Since the peace process began in earnest in 1993, Rula Assali has been willing to believe that Israel wants peace. But no more.
"I'm seeing the lie that we've been living for seven years," says the Hebrew University dental student, her youthful face tight with bitterness and betrayal.
Like many other Israeli-Arabs - Palestinians who hold Israeli citizenship - Ms. Assali says she's stunned by the Israeli Security Forces' response to demonstrations in Arab towns and villages inside Israel. Among the 50-some people killed so far in the clashes, at least nine were Israeli-Arabs.
Perhaps to an unprecedented degree, Israeli-Arabs - 18 percent of the country's population - are agitating in favor of their non-Israeli kin. Israeli-Arabs have long protested discrimination, land confiscations, and inadequate public funding. But some Israelis are worried about a deeper conflict emerging. And more than ever before, they worry that Israeli-Arabs could be a potential enemy within.
"The underlying problem is not the individual discrimination [against Israeli-Arabs] that does exist to some extent, but the fact that they believe the very existence of the Jewish state is illegitimate," says Dan Schueftan, a lecturer at the University of Haifa.
Alienated Israeli-Arabs pose a particular and immediate problem for Prime Minister Ehud Barak, who leads a foundering minority government. Ten Israeli-Arabs sit in parliament, and Mr. Barak has relied on their support.
While hundreds of thousands of Palestinians left or were forced to flee as the state of Israel was established in 1948, those who stayed were given citizenship. Today, they represent almost 1 in every 5 Israelis, pay taxes and vote, but they argue that theirs is a second-class citizenship.
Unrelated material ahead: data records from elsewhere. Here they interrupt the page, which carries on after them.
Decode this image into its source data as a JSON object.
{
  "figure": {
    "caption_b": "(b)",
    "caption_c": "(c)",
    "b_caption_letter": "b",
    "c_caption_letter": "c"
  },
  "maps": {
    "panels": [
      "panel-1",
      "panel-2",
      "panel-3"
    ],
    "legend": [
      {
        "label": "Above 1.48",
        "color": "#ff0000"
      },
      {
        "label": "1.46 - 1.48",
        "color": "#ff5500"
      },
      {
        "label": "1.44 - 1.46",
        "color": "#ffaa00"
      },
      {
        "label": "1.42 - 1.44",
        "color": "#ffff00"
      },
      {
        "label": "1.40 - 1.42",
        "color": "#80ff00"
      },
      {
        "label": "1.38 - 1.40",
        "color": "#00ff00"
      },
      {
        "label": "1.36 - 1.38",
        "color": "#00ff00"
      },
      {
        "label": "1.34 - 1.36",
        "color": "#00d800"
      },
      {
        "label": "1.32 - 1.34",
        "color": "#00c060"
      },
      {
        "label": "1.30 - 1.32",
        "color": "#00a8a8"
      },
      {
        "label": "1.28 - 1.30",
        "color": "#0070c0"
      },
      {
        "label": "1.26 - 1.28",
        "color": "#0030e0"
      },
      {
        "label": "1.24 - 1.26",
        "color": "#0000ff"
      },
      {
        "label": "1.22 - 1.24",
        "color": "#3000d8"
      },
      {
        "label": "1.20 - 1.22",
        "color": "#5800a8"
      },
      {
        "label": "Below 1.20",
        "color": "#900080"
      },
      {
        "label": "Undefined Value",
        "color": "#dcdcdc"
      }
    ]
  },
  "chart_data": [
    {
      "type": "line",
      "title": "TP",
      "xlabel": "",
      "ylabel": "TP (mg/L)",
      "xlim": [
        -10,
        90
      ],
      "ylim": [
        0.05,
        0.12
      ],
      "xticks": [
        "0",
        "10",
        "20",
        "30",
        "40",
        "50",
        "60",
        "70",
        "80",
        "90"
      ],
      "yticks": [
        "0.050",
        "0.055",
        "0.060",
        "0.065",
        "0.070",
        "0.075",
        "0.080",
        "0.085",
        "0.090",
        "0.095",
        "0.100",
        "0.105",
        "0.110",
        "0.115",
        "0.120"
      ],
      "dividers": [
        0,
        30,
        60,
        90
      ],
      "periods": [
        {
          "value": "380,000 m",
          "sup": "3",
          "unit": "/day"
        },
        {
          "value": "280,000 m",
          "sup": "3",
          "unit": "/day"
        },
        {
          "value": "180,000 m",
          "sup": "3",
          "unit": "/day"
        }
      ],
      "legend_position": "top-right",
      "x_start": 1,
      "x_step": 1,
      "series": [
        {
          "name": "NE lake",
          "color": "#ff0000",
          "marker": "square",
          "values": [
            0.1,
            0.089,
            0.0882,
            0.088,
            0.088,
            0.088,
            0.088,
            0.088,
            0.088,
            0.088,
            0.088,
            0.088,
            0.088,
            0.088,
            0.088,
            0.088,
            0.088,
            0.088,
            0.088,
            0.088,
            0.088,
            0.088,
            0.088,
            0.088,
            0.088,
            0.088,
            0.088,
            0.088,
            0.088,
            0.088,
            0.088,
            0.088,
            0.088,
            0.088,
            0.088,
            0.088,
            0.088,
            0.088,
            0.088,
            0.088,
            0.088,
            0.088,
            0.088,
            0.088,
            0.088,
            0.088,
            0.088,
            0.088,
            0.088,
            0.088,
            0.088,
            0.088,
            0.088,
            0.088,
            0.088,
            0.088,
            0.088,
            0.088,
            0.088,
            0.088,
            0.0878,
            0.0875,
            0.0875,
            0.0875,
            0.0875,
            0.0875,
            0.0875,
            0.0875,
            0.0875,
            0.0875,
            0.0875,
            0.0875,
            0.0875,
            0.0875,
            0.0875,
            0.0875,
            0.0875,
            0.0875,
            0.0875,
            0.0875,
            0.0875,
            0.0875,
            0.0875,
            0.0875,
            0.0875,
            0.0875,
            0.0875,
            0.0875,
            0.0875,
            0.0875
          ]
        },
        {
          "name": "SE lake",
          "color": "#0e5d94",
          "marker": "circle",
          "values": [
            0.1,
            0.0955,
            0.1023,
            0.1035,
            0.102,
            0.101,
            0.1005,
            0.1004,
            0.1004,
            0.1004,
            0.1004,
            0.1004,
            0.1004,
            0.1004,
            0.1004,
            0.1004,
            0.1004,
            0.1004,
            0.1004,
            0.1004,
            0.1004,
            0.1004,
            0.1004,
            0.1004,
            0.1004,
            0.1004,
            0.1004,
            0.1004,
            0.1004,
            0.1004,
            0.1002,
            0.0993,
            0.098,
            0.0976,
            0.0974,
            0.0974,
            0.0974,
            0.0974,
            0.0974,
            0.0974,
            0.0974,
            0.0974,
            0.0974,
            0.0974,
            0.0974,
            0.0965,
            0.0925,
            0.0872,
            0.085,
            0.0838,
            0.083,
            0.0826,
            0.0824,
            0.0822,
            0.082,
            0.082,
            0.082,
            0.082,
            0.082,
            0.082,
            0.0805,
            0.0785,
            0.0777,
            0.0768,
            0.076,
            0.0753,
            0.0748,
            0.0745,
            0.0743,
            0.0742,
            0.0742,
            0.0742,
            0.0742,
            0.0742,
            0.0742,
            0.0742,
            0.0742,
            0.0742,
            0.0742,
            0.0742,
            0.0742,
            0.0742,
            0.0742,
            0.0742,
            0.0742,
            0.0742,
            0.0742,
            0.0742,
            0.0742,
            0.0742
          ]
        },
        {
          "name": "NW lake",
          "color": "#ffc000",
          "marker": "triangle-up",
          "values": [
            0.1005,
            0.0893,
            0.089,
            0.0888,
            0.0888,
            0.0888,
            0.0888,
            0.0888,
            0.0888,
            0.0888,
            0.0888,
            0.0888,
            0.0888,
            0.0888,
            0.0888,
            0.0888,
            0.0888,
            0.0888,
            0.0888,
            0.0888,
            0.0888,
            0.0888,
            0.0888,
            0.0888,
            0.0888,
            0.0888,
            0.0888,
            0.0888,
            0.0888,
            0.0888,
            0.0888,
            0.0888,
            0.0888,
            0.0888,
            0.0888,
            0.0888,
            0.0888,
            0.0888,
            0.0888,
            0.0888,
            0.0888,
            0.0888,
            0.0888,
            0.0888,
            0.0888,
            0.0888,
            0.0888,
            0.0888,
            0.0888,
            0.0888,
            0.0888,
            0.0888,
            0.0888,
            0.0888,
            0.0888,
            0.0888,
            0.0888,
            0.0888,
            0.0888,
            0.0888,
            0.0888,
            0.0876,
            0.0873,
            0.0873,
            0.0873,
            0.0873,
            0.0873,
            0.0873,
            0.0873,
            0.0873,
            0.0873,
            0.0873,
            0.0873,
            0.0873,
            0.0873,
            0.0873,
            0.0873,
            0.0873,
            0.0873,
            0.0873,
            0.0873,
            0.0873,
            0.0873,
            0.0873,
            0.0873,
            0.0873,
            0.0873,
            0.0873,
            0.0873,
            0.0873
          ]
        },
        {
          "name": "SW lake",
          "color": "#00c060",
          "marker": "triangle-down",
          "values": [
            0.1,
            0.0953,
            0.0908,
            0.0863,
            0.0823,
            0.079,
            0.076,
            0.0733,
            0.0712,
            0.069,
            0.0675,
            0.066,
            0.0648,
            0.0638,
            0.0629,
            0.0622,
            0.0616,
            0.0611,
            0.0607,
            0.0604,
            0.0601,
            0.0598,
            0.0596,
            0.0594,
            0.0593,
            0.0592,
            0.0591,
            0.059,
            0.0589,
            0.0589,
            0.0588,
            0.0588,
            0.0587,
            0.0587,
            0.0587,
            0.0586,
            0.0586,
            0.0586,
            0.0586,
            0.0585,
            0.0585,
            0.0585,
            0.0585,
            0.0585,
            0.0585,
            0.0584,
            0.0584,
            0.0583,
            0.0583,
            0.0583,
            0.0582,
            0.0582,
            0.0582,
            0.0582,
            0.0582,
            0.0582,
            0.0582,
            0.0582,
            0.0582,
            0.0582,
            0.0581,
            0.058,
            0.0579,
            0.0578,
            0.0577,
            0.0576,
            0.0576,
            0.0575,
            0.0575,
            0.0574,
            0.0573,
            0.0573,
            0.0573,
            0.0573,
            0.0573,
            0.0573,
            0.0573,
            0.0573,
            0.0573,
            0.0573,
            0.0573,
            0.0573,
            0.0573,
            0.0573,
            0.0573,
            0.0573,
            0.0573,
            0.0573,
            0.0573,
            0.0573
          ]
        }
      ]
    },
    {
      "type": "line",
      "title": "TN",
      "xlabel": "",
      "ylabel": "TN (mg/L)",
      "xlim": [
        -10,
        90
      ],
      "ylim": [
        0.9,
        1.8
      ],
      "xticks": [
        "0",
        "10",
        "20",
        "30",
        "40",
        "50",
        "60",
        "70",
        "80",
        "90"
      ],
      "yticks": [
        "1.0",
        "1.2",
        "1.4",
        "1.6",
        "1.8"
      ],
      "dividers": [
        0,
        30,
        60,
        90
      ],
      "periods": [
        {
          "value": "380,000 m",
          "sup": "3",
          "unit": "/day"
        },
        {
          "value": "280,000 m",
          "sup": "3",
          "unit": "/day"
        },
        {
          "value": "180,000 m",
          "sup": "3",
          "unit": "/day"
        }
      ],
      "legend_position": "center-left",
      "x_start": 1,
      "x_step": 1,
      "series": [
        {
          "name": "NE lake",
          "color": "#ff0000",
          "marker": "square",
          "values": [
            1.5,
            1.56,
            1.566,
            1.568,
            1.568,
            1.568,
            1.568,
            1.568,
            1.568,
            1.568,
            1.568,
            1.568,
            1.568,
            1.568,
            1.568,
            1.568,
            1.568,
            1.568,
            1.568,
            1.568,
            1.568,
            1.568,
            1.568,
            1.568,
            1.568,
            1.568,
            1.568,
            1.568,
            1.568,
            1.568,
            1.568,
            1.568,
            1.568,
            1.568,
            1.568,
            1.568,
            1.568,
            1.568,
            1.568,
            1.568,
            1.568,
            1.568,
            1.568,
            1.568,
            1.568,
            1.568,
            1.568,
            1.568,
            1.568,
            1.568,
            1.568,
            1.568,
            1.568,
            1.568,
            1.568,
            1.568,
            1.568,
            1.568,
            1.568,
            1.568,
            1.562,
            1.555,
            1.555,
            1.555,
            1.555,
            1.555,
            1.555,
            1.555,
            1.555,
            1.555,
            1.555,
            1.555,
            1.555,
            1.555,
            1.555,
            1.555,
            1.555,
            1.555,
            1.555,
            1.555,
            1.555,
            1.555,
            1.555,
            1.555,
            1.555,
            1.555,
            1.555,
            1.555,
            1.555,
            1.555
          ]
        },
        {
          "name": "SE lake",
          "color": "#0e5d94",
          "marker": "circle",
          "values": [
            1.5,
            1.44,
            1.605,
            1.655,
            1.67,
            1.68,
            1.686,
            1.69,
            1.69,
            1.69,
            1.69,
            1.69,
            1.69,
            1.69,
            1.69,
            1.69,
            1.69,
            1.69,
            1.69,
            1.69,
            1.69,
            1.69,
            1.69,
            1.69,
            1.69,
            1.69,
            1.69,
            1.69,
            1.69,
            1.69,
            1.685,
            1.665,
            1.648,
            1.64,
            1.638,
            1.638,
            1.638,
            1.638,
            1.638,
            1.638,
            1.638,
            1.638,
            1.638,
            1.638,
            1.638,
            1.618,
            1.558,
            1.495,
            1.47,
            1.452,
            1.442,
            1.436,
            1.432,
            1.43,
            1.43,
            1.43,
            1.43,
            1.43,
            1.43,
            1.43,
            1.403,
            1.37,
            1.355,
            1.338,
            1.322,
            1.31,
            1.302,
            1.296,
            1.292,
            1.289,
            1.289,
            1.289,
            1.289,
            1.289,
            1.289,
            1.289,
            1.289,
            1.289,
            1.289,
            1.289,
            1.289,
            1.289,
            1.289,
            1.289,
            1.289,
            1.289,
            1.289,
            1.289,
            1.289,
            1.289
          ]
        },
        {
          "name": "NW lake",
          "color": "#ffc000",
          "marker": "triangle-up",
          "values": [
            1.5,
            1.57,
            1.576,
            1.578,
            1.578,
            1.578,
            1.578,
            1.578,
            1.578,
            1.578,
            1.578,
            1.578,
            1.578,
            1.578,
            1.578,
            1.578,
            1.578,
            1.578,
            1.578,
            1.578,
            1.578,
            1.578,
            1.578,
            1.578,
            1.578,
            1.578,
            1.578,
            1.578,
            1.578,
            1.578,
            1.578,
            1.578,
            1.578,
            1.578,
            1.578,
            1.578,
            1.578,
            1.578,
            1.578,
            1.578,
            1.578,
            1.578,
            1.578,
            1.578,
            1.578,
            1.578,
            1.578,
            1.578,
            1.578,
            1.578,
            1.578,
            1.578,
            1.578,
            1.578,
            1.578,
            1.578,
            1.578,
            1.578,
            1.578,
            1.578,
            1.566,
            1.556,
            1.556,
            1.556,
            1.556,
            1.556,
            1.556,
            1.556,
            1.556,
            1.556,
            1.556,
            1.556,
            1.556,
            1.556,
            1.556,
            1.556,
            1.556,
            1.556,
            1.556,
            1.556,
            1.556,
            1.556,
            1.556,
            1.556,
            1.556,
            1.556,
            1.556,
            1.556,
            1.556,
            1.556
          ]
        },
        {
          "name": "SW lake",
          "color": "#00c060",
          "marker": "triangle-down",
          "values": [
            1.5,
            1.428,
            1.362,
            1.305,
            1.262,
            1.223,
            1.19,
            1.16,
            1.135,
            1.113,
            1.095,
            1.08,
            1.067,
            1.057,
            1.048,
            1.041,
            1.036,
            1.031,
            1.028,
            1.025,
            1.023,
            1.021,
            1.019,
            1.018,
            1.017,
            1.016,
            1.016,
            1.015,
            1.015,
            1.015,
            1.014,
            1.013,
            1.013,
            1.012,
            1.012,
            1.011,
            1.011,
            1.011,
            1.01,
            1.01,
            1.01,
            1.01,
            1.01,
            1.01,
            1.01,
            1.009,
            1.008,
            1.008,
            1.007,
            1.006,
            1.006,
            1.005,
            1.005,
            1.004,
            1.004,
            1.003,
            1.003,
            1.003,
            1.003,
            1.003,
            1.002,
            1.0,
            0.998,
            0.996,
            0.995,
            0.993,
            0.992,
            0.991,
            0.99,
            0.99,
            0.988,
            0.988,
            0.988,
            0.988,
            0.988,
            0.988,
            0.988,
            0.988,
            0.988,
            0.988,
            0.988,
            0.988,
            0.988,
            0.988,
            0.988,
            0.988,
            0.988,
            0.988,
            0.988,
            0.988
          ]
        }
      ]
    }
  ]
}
They are not allowed to join the Army or hold jobs in defense industry. Israeli Arabs have been barred from buying property in Jewish areas.
Government reports openly acknowledge discrimination, and politicians often promise to address the issue during elections. As a community, Israeli-Arabs set great store in Barak's pledge to deliver some change, giving him the vast majority of their vote in last year's elections. But with little to show for their support for Barak, they have been increasingly put out.
"This prime minister, we voted for him - and I'm very disappointed," says Israeli-Arab lawyer Nidal Sliwan.
This week's protests are partly an expression of Palestinian solidarity and partly the release of long-held frustrations that have little to do with the West Bank or the Gaza Strip.
Indeed, some of the most bitter confrontations in the past few days have occurred in areas that have recently witnessed strikes and protests. Earlier this month, Israeli-Arabs, accompanied by some of their parliamentary representatives, protested the closure of a quarry near Nazareth, where one person was killed Monday.
In northern Israel, where most Israeli-Arabs live, police have accused two Israeli-Arab politicians of inciting violence against the police and have arrested other Israeli-Arabs for arms trafficking to Palestinians.
Police say the arms ring was based in the city of Umm El-Fahm - the scene of clashes Monday between stone-throwing protesters and police that left six Israeli-Arabs dead.
In the Palestinian territories, Israeli police and troops have been attacked by gunfire, but most observers say that the Israeli-Arab demonstrators are armed only with stones.
"What's making me angry is that they're shooting to kill," says Hebrew University student Assali, "they're not shooting to calm things down."
The loss of faith is mutual. Some Israelis are deeply disappointed in their Arab neighbors, particularly in their leadership. Israeli-Arab politicians, editorializes the respected Ha'aretz daily newspaper, "have crossed the line of what is permissible and tolerable.
Not only did they not direct and restrain as responsible elected officials are expected to, but they lent a hand to incitement that has led to severe rioting, violent uprisings and a disruption of daily life in the country."
For Haifa University lecturer Mr. Shueftan, Ha'aretz's realization comes as no surprise. "[Israeli-Arabs] have ... learned that they can identify with all the enemies of Israel and that at the same time Jews will feel guilty about them and give them all their rights and even offer them affirmative action, so why not become more and more hostile to Israel, including taking violent action?" he asks.
Mr. Sliwan, the lawyer, acknowledges that relations between Israel and its Arab citizens have often been difficult. For his own part, he insists he has no desire to leave Israel, which is where his home is, where his family is from, and where he practices law.
He insists that Israeli-Arabs want to be productive and law-abiding citizens. Israeli worries that Arab citizens will join with an independent Palestine and other Arab states to defeat or undermine Israel are "ridiculous," he says. "If we are living in a peaceful way, why should we feel that we should push the Jews into the sea or fight against Israel?"